Non aux expulsions à la Zad de Notre-Dame-des-Landes

La zad – zone à défendre – de Notre-Dame des Landes, à 20 km au Nord de Nantes, est née en 2008, suite à un appel à occuper les lieux en soutien aux paysans et aux familles impactées par le projet d’aéroport inutile. En 10 ans, elle s’est organisée comme un village. Tout est autogéré et tout le monde apprend ensemble, les un.e.s des autres. Pas de diplôme, juste du bon sens et de l’entraide.

Ici on mange ce que l’on produit. On l’échange contre des coups de main ou à prix libre au « non marché » du vendredi. Légumes, fruits, pain, légumineuses, aromatiques, tisanes, céréales, produits laitiers, huile, farine. Personne n’a faim et tout le monde a un toit.

Les décisions sont prises en commun avec des réunions hebdomadaires telles que celle « des habitants ». Les problèmes et conflits tentent d’être réglés par une commission spéciale autogérée et tournante. Pas de flic ni de justice d’état. On réfléchit et on discute ensemble. On tente de trouver un compromis. Pour des accords avec les composantes du mouvement anti-aéroport d’autres réunions sont organisées.

Cette « zone de non-droit » ainsi dénommée à tort si souvent par l’état et ses allié.e.s n’est autre qu’un lieu où l’on réfléchit à une autre société sans classe ni oppression. Ce n’est pas une zone hors état car la plupart des gens ont un lien, quel qu’il soit avec l’état.

Ici tout le monde est accueilli, peu importe son passé. Celles et ceux qui ne trouvaient pas leur place dans une vie normée, se transforment ici. On met en place une libération des habitudes destructives par des activités constructives et épanouissantes telles que la commission rap de la zad, la radio pirate des ondes de Vinci, ou bien les constructions en terre paille. Il y a autant d’idées que d’habitant.e.s.

Ces 1600 ha de bocage humide constituent maintenant un refuge pour toutes les espèces protégées animales et végétales. Les naturalistes en lutte se sont chargés de les répertorier.

En 10 ans des installations agricoles ou non sont nées. Ceux qui avaient des projets individuels sont connus de la MSA : maraîchage, lait, pain, aromates.

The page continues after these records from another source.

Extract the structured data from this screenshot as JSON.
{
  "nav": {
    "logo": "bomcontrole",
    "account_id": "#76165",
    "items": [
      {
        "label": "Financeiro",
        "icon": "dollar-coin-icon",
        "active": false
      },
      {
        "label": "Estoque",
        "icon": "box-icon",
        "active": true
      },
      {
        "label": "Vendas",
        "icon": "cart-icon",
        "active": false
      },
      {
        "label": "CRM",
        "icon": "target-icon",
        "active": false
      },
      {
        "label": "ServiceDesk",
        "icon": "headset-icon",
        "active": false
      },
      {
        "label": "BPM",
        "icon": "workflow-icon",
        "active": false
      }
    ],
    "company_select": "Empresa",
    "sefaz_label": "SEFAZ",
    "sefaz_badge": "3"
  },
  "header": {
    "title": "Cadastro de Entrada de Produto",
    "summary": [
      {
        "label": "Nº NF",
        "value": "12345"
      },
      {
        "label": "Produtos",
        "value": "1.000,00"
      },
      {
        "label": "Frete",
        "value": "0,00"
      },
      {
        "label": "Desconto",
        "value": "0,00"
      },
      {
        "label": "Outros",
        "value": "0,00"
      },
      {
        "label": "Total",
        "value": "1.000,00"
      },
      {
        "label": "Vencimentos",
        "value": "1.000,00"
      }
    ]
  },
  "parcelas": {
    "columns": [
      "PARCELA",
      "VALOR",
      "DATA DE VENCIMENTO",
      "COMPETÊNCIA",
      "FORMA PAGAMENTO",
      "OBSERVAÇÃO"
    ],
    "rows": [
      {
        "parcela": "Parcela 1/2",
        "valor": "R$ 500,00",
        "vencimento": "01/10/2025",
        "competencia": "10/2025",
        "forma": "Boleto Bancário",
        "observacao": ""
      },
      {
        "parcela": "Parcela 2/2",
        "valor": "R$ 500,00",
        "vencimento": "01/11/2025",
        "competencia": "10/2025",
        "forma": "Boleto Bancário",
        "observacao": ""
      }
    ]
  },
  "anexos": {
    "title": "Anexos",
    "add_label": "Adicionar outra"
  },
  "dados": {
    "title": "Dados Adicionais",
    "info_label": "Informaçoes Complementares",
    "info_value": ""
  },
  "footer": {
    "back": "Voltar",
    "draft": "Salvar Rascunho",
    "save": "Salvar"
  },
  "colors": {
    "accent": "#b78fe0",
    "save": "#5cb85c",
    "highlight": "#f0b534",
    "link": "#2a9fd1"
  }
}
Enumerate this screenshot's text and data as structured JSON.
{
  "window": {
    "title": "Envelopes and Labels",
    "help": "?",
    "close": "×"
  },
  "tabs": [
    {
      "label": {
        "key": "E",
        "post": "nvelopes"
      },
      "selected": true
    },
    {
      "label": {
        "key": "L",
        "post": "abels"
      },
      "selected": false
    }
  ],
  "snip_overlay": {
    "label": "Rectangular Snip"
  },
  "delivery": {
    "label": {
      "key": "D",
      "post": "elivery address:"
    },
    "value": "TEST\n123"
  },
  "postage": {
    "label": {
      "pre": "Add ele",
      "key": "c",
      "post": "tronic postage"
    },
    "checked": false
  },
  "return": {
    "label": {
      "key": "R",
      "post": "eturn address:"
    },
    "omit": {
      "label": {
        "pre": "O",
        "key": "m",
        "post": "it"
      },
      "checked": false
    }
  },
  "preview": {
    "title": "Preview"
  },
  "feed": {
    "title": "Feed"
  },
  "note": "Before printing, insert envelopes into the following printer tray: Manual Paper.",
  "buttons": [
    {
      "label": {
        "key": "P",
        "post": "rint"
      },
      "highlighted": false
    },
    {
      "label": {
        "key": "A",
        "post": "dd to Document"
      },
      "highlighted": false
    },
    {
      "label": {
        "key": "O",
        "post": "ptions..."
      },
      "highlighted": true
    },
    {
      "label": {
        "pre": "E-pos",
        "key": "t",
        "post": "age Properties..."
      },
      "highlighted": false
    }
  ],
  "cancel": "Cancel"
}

La deuxième tentative d’expulsion de son histoire (2012 et 2018) montre que Macron refuse de négocier. Voilà des années que les habitant.e.s apprennent le droit agricole rural et tendent la main à l’état pour trouver un accord. Ils souhaitent juste garder leur vie collective et avoir du temps pour y réfléchir.

Alors dans tout ça, qui est violent ? Qui est de non-droit ? L’ état avec son expulsion ultra-militarisée et hors de prix : 2500 gendarmes, plusieurs centaines de milliers d’euros de grenades offensives et des blessé.e.s par dizaine…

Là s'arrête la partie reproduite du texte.